1997 South africa National Olympiad, 6
Six points are connected in pairs by lines, each of which is either red or blue. Every pair of points is joined. Determine whether there must be a closed path having four sides all of the same colour. (A path is closed if it begins and ends at the same point.)
2006 Estonia Math Open Junior Contests, 7
A solid figure consisting of unit cubes is shown in the picture. Is it possible to exactly fill a cube with these figures if the side length of the cube is
a) 15;
b) 30?
2001 Cono Sur Olympiad, 3
Three acute triangles are inscribed in the same circle with their vertices being nine distinct points. Show that one can choose a vertex from each triangle so that the three chosen points determine a triangle each of whose angles is at most $90^\circ$.

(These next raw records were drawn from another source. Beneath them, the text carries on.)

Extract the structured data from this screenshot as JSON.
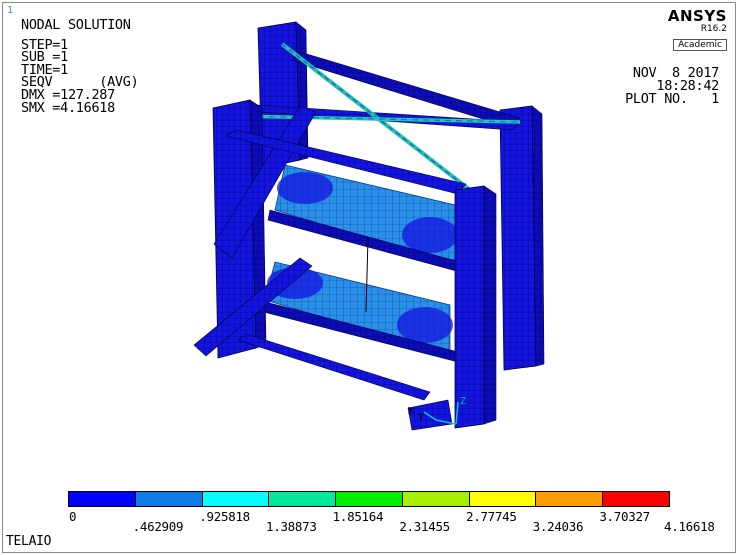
{
  "window": {
    "number": "1"
  },
  "header": {
    "title": "NODAL SOLUTION",
    "lines": [
      "STEP=1",
      "SUB =1",
      "TIME=1",
      "SEQV      (AVG)",
      "DMX =127.287",
      "SMX =4.16618"
    ]
  },
  "brand": {
    "name": "ANSYS",
    "version": "R16.2",
    "edition": "Academic"
  },
  "datetime": {
    "date": "NOV  8 2017",
    "time": "18:28:42",
    "plot": "PLOT NO.   1"
  },
  "triad": {
    "x": "X",
    "y": "Y",
    "z": "Z"
  },
  "legend": {
    "colors": [
      "#0000ff",
      "#0d7be0",
      "#00ffff",
      "#00e8a0",
      "#00ee00",
      "#a8ee00",
      "#ffff00",
      "#ff9c00",
      "#ff0000"
    ],
    "labels": [
      "0",
      ".462909",
      ".925818",
      "1.38873",
      "1.85164",
      "2.31455",
      "2.77745",
      "3.24036",
      "3.70327",
      "4.16618"
    ]
  },
  "jobname": "TELAIO"
}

2009 Argentina Team Selection Test, 5
There are several contestants at a math olympiad. We say that two contestants $ A$ and $ B$ are [i]indirect friends[/i] if there are contestants $ C_1, C_2, ..., C_n$ such that $ A$ and $ C_1$ are friends, $ C_1$ and $ C_2$ are friends, $ C_2$ and $ C_3$ are friends, ..., $ C_n$ and $ B$ are friends. In particular, if $ A$ and $ B$ are friends themselves, they are [i]indirect friends[/i] as well.
Some of the contestants were friends before the olympiad. During the olympiad, some contestants make new friends, so that after the olympiad every contestant has at least one friend among the other contestants. We say that a contestant is [i]special[/i] if, after the olympiad, he has exactly twice as indirect friends as he had before the olympiad.
Prove that the number of special contestants is less or equal than $ \frac{2}{3}$ of the total number of contestants.
2002 China Girls Math Olympiad, 2
There are $ 3n, n \in \mathbb{Z}^\plus{}$ girl students who took part in a summer camp. There were three girl students to be on duty every day. When the summer camp ended, it was found that any two of the $ 3n$ students had just one time to be on duty on the same day.
(1) When $ n\equal{}3,$ is there any arrangement satisfying the requirement above. Prove yor conclusion.
(2) Prove that $ n$ is an odd number.
2001 All-Russian Olympiad, 4
Some towns in a country are connected by two–way roads, so that for any two towns there is a unique path along the roads connecting them. It is known that there is exactly 100 towns which are directly connected to only one town. Prove that we can construct 50 new roads in order to obtain a net in which every two towns will be connected even if one road gets closed.
2013 Rioplatense Mathematical Olympiad, Level 3, 3
A division of a group of people into various groups is called $k$-regular if the number of groups is less or equal to $k$ and two people that know each other are in different groups.
Let $A$, $B$, and $C$ groups of people such that there are is no person in $A$ and no person in $B$ that know each other. Suppose that the group $A \cup C$ has an $a$-regular division and the group $B \cup C$ has a $b$-regular division.
For each $a$ and $b$, determine the least possible value of $k$ for which it is guaranteed that the group $A \cup B \cup C$ has a $k$-regular division.
1998 China Team Selection Test, 2
$n \geq 5$ football teams participate in a round-robin tournament. For every game played, the winner receives 3 points, the loser receives 0 points, and in the event of a draw, both teams receive 1 point. The third-from-bottom team has fewer points than all the teams ranked before it, and more points than the last 2 teams; it won more games than all the teams before it, but fewer games than the 2 teams behind it. Find the smallest possible $n$.